These tutorial videos were created for Beyond Prototype, an advanced seminar in digital fabrication at Columbia University Graduate School of Architecture Planning and Preservation.
A4141: Beyond Prototype
Instructor: Jason Ivaliotis, Adjunct Assistant Professor of Architecture
Students: Omar Morales-Armstrong, Adam Gerber and Mark Paz
Software: Rhino + Grasshopper
Tutorial Focus: Parametric Generation of hybridized mesh system using Grasshopper. Topics include folded cellular modeling and depth and aperture control using distance based attractors.
The relationship between the components of structure and the components of enclosure is conventionally considered to be mutually exclusive. However, in an environment where material efficiency and speed of fabrication is becoming more important, there exists an opportunity for the designer to intervene within the fabrication process to assimilate both structure and envelope into one hybridized system. Within this course, students begin by studying the complexities of origami and then experiment with these folding techniques through the construction of both physical and virtual models.

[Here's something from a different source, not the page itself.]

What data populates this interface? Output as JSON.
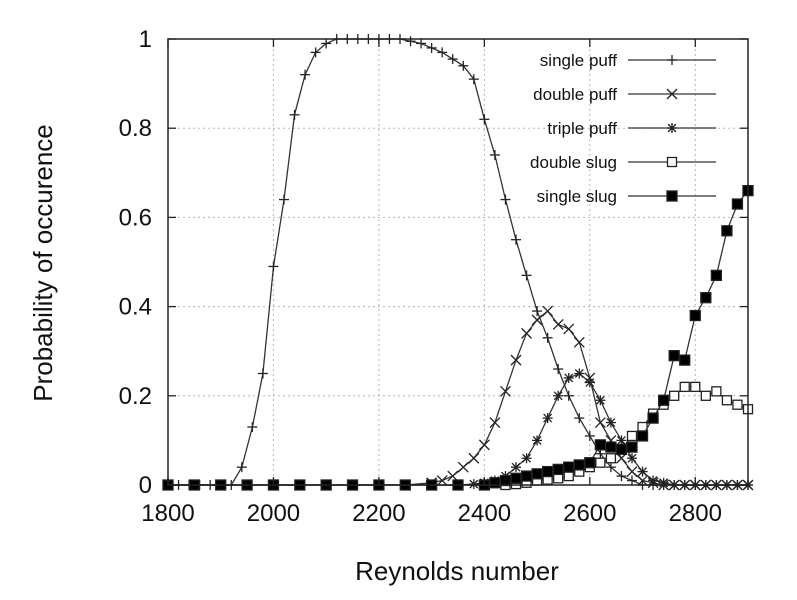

Beyond Prototype encourages and enables student designers to use digital software as a generative tool and the laser cutter, CNC Mill, plastic bender and welder as a means to bring virtual systems into the physical realm. The students are asked to design a variable mesh of at least 15 cellular components born from one complex tessellated surface and parametrically manipulate the tessellation based upon a developed set of performative criteria. Students employ Grasshopper and Rhino to streamline the generation and parametric manipulation of complex cellular networks to devise a completely automated design and fabrication process. Bridging the gap between digital conception and physical construction, we use various software platforms to flatten the tessellated geometry into individual cells and then shift focus to the fabrication equipment where these cellular forms where extracted from conventional acrylic and aluminum sheet stock and reanimated into the digitally generated, three dimensional component system. The individual cells are transformed using cutting, strip heat bending, welding and folded manipulation in order to fabricate a topological network of elements: a homogeneous, self supporting mesh. In effect, the students create structure from non structure and complex systems from simple surfaces. Specific emphasis is placed on the development of multiple systems of geometry and various materials within the same structural network in order to discern elements of surface and elements of connection.
The research objectives of this course encourage students to devise functional design applications, establish contextual relevance for their component systems and propose realistic fabrication scenarios based on quantifiable material and mechanical constraints. Components are extracted from the digital realm, built at full scale, tested and reevaluated, effectively taking us beyond prototype.